The idea and function of diaschisis will keep changing as we learn more about the functional connections in the brain.
Clinical Significance -Neuroplasticity
The process of structural and functional changes to the brain following an internal or external insult is known as neuroplasticity. And it encompasses a wide range of distinct processes. Diaschisis, synaptic plasticity, and functional reorganization are examples of distinct mechanisms the brain employs to repair damage and regain function. We will be able to create more specialized therapies to aid the brain in regaining function more quickly. And completely as research into the functional connections in the brain and what influences those connections continues.
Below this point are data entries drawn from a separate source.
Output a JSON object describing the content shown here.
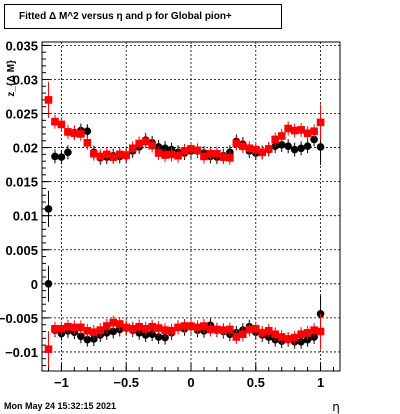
{
  "title": "Fitted Δ M^2 versus η and p for Global pion+",
  "timestamp": "Mon May 24 15:32:15 2021",
  "chart_data": {
    "type": "scatter",
    "title": "Fitted Δ M^2 versus η and p for Global pion+",
    "xlabel": "η",
    "ylabel": "z_{Δ M}",
    "xlim": [
      -1.15,
      1.15
    ],
    "ylim": [
      -0.0128,
      0.0355
    ],
    "grid": true,
    "x_ticks": [
      -1,
      -0.5,
      0,
      0.5,
      1
    ],
    "x_tick_labels": [
      "−1",
      "−0.5",
      "0",
      "0.5",
      "1"
    ],
    "y_ticks": [
      0.035,
      0.03,
      0.025,
      0.02,
      0.015,
      0.01,
      0.005,
      0,
      -0.005,
      -0.01
    ],
    "y_tick_labels": [
      "0.035",
      "0.03",
      "0.025",
      "0.02",
      "0.015",
      "0.01",
      "0.005",
      "0",
      "−0.005",
      "−0.01"
    ],
    "x": [
      -1.1,
      -1.05,
      -1.0,
      -0.95,
      -0.9,
      -0.85,
      -0.8,
      -0.75,
      -0.7,
      -0.65,
      -0.6,
      -0.55,
      -0.5,
      -0.45,
      -0.4,
      -0.35,
      -0.3,
      -0.25,
      -0.2,
      -0.15,
      -0.1,
      -0.05,
      0.0,
      0.05,
      0.1,
      0.15,
      0.2,
      0.25,
      0.3,
      0.35,
      0.4,
      0.45,
      0.5,
      0.55,
      0.6,
      0.65,
      0.7,
      0.75,
      0.8,
      0.85,
      0.9,
      0.95,
      1.0
    ],
    "series": [
      {
        "color": "#000000",
        "marker": "circle",
        "upper": [
          0.011,
          0.0187,
          0.0186,
          0.0193,
          0.0222,
          0.0225,
          0.0224,
          0.0193,
          0.0185,
          0.0186,
          0.0188,
          0.0187,
          0.0188,
          0.0195,
          0.0201,
          0.0211,
          0.0207,
          0.0201,
          0.0199,
          0.0197,
          0.0193,
          0.0192,
          0.0195,
          0.0195,
          0.0192,
          0.0187,
          0.0186,
          0.0188,
          0.0193,
          0.0209,
          0.0205,
          0.0195,
          0.0192,
          0.0193,
          0.0197,
          0.0202,
          0.0204,
          0.0202,
          0.0197,
          0.0199,
          0.0202,
          0.0212,
          0.0201
        ],
        "lower": [
          0.0,
          -0.0068,
          -0.0073,
          -0.0069,
          -0.0071,
          -0.0077,
          -0.0082,
          -0.0081,
          -0.0075,
          -0.0072,
          -0.007,
          -0.0067,
          -0.0065,
          -0.0068,
          -0.0072,
          -0.0075,
          -0.0074,
          -0.0078,
          -0.0079,
          -0.0072,
          -0.0064,
          -0.0066,
          -0.0063,
          -0.0068,
          -0.0069,
          -0.0061,
          -0.0068,
          -0.007,
          -0.0074,
          -0.0072,
          -0.0068,
          -0.0063,
          -0.0071,
          -0.0075,
          -0.0078,
          -0.0082,
          -0.0084,
          -0.0082,
          -0.0085,
          -0.0085,
          -0.0082,
          -0.0078,
          -0.0044
        ]
      },
      {
        "color": "#ff0000",
        "marker": "square",
        "upper": [
          0.027,
          0.0238,
          0.0234,
          0.0223,
          0.0221,
          0.022,
          0.0207,
          0.0191,
          0.0187,
          0.019,
          0.0186,
          0.019,
          0.0189,
          0.0199,
          0.0206,
          0.0209,
          0.0203,
          0.0192,
          0.0189,
          0.019,
          0.0188,
          0.0195,
          0.0198,
          0.0196,
          0.0187,
          0.0191,
          0.0191,
          0.0186,
          0.0185,
          0.0206,
          0.0202,
          0.0199,
          0.0197,
          0.0193,
          0.0198,
          0.0212,
          0.0217,
          0.0228,
          0.0225,
          0.0226,
          0.0221,
          0.0224,
          0.0237
        ],
        "lower": [
          -0.0096,
          -0.0066,
          -0.0066,
          -0.0063,
          -0.0064,
          -0.0064,
          -0.0069,
          -0.0071,
          -0.0068,
          -0.0062,
          -0.0057,
          -0.0059,
          -0.0064,
          -0.0066,
          -0.0063,
          -0.0066,
          -0.0063,
          -0.0065,
          -0.0068,
          -0.0069,
          -0.0064,
          -0.0062,
          -0.0062,
          -0.0064,
          -0.0062,
          -0.0067,
          -0.0067,
          -0.0068,
          -0.0067,
          -0.0078,
          -0.0074,
          -0.0067,
          -0.0066,
          -0.0072,
          -0.0069,
          -0.0074,
          -0.0078,
          -0.0081,
          -0.0079,
          -0.0074,
          -0.0072,
          -0.0068,
          -0.007
        ]
      }
    ]
  }
}
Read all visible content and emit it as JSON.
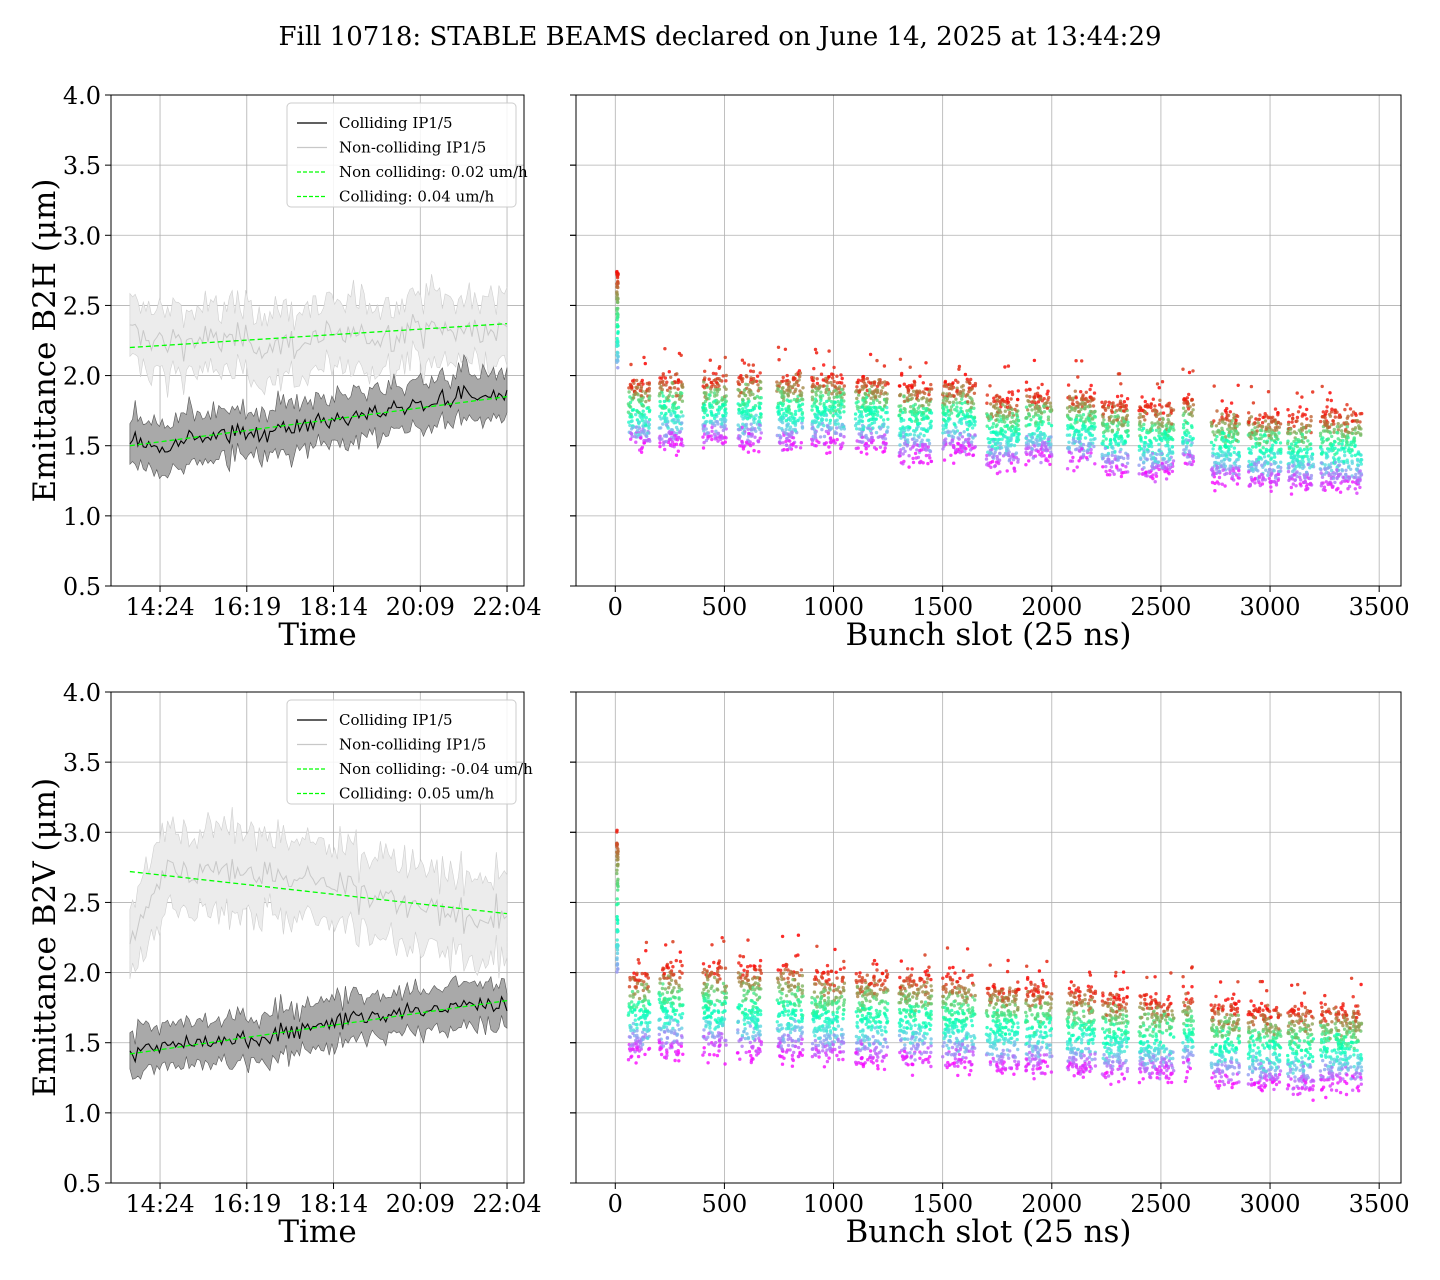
{
  "figure_title": "Fill 10718: STABLE BEAMS declared on June 14, 2025 at 13:44:29",
  "chart_data": [
    {
      "id": "b2h-time",
      "type": "line",
      "ylabel": "Emittance B2H (μm)",
      "xlabel": "Time",
      "ylim": [
        0.5,
        4.0
      ],
      "yticks": [
        "0.5",
        "1.0",
        "1.5",
        "2.0",
        "2.5",
        "3.0",
        "3.5",
        "4.0"
      ],
      "x_range": [
        "13:44",
        "22:04"
      ],
      "xticks": [
        "14:24",
        "16:19",
        "18:14",
        "20:09",
        "22:04"
      ],
      "grid": true,
      "legend_placement": "upper center",
      "legend": [
        "Colliding IP1/5",
        "Non-colliding IP1/5",
        "Non colliding: 0.02 um/h",
        "Colliding: 0.04 um/h"
      ],
      "colors": {
        "colliding": "#000000",
        "colliding_band": "#a9a9a9",
        "non_colliding": "#c8c8c8",
        "non_colliding_band": "#ececec",
        "fit": "#00ff00"
      },
      "series": [
        {
          "name": "Colliding IP1/5",
          "x": [
            "13:44",
            "14:24",
            "15:00",
            "16:19",
            "17:00",
            "18:14",
            "19:00",
            "20:09",
            "21:00",
            "22:04"
          ],
          "y": [
            1.55,
            1.5,
            1.57,
            1.58,
            1.63,
            1.68,
            1.72,
            1.8,
            1.85,
            1.86
          ],
          "band": 0.13
        },
        {
          "name": "Non-colliding IP1/5",
          "x": [
            "13:44",
            "14:24",
            "15:00",
            "16:19",
            "17:00",
            "18:14",
            "19:00",
            "20:09",
            "21:00",
            "22:04"
          ],
          "y": [
            2.3,
            2.25,
            2.26,
            2.24,
            2.22,
            2.27,
            2.26,
            2.35,
            2.32,
            2.3
          ],
          "band": 0.18
        },
        {
          "name": "Non colliding: 0.02 um/h",
          "x": [
            "13:44",
            "22:04"
          ],
          "y": [
            2.2,
            2.37
          ]
        },
        {
          "name": "Colliding: 0.04 um/h",
          "x": [
            "13:44",
            "22:04"
          ],
          "y": [
            1.5,
            1.85
          ]
        }
      ]
    },
    {
      "id": "b2h-bunch",
      "type": "scatter",
      "xlabel": "Bunch slot (25 ns)",
      "ylim": [
        0.5,
        4.0
      ],
      "xlim": [
        -180,
        3600
      ],
      "xticks": [
        "0",
        "500",
        "1000",
        "1500",
        "2000",
        "2500",
        "3000",
        "3500"
      ],
      "grid": true,
      "colormap": "rainbow",
      "pilot": {
        "slot": 10,
        "y_min": 2.05,
        "y_max": 2.75
      },
      "trains": [
        {
          "start": 60,
          "end": 160,
          "low": 1.5,
          "high": 1.95
        },
        {
          "start": 200,
          "end": 310,
          "low": 1.5,
          "high": 2.0
        },
        {
          "start": 400,
          "end": 510,
          "low": 1.52,
          "high": 2.0
        },
        {
          "start": 560,
          "end": 670,
          "low": 1.5,
          "high": 2.0
        },
        {
          "start": 740,
          "end": 860,
          "low": 1.48,
          "high": 2.0
        },
        {
          "start": 900,
          "end": 1050,
          "low": 1.5,
          "high": 2.0
        },
        {
          "start": 1100,
          "end": 1250,
          "low": 1.48,
          "high": 1.98
        },
        {
          "start": 1300,
          "end": 1450,
          "low": 1.4,
          "high": 1.95
        },
        {
          "start": 1500,
          "end": 1650,
          "low": 1.45,
          "high": 1.95
        },
        {
          "start": 1700,
          "end": 1850,
          "low": 1.35,
          "high": 1.85
        },
        {
          "start": 1880,
          "end": 2000,
          "low": 1.4,
          "high": 1.88
        },
        {
          "start": 2070,
          "end": 2200,
          "low": 1.38,
          "high": 1.88
        },
        {
          "start": 2230,
          "end": 2350,
          "low": 1.3,
          "high": 1.82
        },
        {
          "start": 2400,
          "end": 2560,
          "low": 1.28,
          "high": 1.8
        },
        {
          "start": 2600,
          "end": 2650,
          "low": 1.35,
          "high": 1.85
        },
        {
          "start": 2730,
          "end": 2860,
          "low": 1.25,
          "high": 1.75
        },
        {
          "start": 2900,
          "end": 3050,
          "low": 1.22,
          "high": 1.72
        },
        {
          "start": 3080,
          "end": 3200,
          "low": 1.2,
          "high": 1.72
        },
        {
          "start": 3230,
          "end": 3420,
          "low": 1.2,
          "high": 1.75
        }
      ]
    },
    {
      "id": "b2v-time",
      "type": "line",
      "ylabel": "Emittance B2V (μm)",
      "xlabel": "Time",
      "ylim": [
        0.5,
        4.0
      ],
      "yticks": [
        "0.5",
        "1.0",
        "1.5",
        "2.0",
        "2.5",
        "3.0",
        "3.5",
        "4.0"
      ],
      "x_range": [
        "13:44",
        "22:04"
      ],
      "xticks": [
        "14:24",
        "16:19",
        "18:14",
        "20:09",
        "22:04"
      ],
      "grid": true,
      "legend_placement": "upper center",
      "legend": [
        "Colliding IP1/5",
        "Non-colliding IP1/5",
        "Non colliding: -0.04 um/h",
        "Colliding: 0.05 um/h"
      ],
      "colors": {
        "colliding": "#000000",
        "colliding_band": "#a9a9a9",
        "non_colliding": "#c8c8c8",
        "non_colliding_band": "#ececec",
        "fit": "#00ff00"
      },
      "series": [
        {
          "name": "Colliding IP1/5",
          "x": [
            "13:44",
            "14:24",
            "15:00",
            "16:19",
            "17:00",
            "18:14",
            "19:00",
            "20:09",
            "21:00",
            "22:04"
          ],
          "y": [
            1.45,
            1.45,
            1.5,
            1.52,
            1.58,
            1.65,
            1.68,
            1.72,
            1.76,
            1.77
          ],
          "band": 0.12
        },
        {
          "name": "Non-colliding IP1/5",
          "x": [
            "13:44",
            "14:05",
            "14:24",
            "15:00",
            "16:19",
            "17:00",
            "18:14",
            "19:00",
            "20:09",
            "21:00",
            "22:04"
          ],
          "y": [
            2.25,
            2.45,
            2.7,
            2.72,
            2.74,
            2.7,
            2.62,
            2.55,
            2.45,
            2.4,
            2.38
          ],
          "band": 0.22
        },
        {
          "name": "Non colliding: -0.04 um/h",
          "x": [
            "13:44",
            "22:04"
          ],
          "y": [
            2.72,
            2.42
          ]
        },
        {
          "name": "Colliding: 0.05 um/h",
          "x": [
            "13:44",
            "22:04"
          ],
          "y": [
            1.42,
            1.8
          ]
        }
      ]
    },
    {
      "id": "b2v-bunch",
      "type": "scatter",
      "xlabel": "Bunch slot (25 ns)",
      "ylim": [
        0.5,
        4.0
      ],
      "xlim": [
        -180,
        3600
      ],
      "xticks": [
        "0",
        "500",
        "1000",
        "1500",
        "2000",
        "2500",
        "3000",
        "3500"
      ],
      "grid": true,
      "colormap": "rainbow",
      "pilot": {
        "slot": 10,
        "y_min": 2.0,
        "y_max": 3.05
      },
      "trains": [
        {
          "start": 60,
          "end": 160,
          "low": 1.42,
          "high": 2.0
        },
        {
          "start": 200,
          "end": 310,
          "low": 1.42,
          "high": 2.05
        },
        {
          "start": 400,
          "end": 510,
          "low": 1.42,
          "high": 2.05
        },
        {
          "start": 560,
          "end": 670,
          "low": 1.4,
          "high": 2.05
        },
        {
          "start": 740,
          "end": 860,
          "low": 1.4,
          "high": 2.05
        },
        {
          "start": 900,
          "end": 1050,
          "low": 1.38,
          "high": 2.0
        },
        {
          "start": 1100,
          "end": 1250,
          "low": 1.35,
          "high": 2.0
        },
        {
          "start": 1300,
          "end": 1450,
          "low": 1.35,
          "high": 1.98
        },
        {
          "start": 1500,
          "end": 1650,
          "low": 1.32,
          "high": 1.98
        },
        {
          "start": 1700,
          "end": 1850,
          "low": 1.3,
          "high": 1.92
        },
        {
          "start": 1880,
          "end": 2000,
          "low": 1.3,
          "high": 1.9
        },
        {
          "start": 2070,
          "end": 2200,
          "low": 1.28,
          "high": 1.88
        },
        {
          "start": 2230,
          "end": 2350,
          "low": 1.25,
          "high": 1.85
        },
        {
          "start": 2400,
          "end": 2560,
          "low": 1.25,
          "high": 1.82
        },
        {
          "start": 2600,
          "end": 2650,
          "low": 1.28,
          "high": 1.85
        },
        {
          "start": 2730,
          "end": 2860,
          "low": 1.2,
          "high": 1.78
        },
        {
          "start": 2900,
          "end": 3050,
          "low": 1.18,
          "high": 1.75
        },
        {
          "start": 3080,
          "end": 3200,
          "low": 1.15,
          "high": 1.75
        },
        {
          "start": 3230,
          "end": 3420,
          "low": 1.18,
          "high": 1.75
        }
      ]
    }
  ]
}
Constraint-induced movement therapy (CIMT) is one of the most researched rehabilitation methods. The idea is that by limiting the functional limb, the affected limb engages in repetitive task practice. And behavioral shaping, which is used in stroke patients. Patients who receive this therapy have been shown to have increased activity in their contralateral premotor and secondary somatosensory cortex. Which has been linked to improved function using functional magnetic resonance imaging (fMRI) technology.
Improving Healthcare Team Results
The best outcomes for patients will be achieved by an interprofessional team approach. That involves neurologists, physiatrists, therapists, nurses, and other health professionals involved in patients receiving rehabilitation after neurological injury. However, there is little research evaluating this care approach. The best treatment options that take advantage of neuroplasticity can be found by an interprofessional team. For positive results, communication, shared decision-making, and collaboration are essential. An integrated care pathway and an evidence-based approach to planning and evaluating. All activities must be used in the interprofessional care given to the patient. While telerehabilitation is becoming more popular, more research is still needed to understand how it affects the brain and promotes recovery. This can assist in leveraging technology to use telemedicine as a component of an all-encompassing team approach to patient care.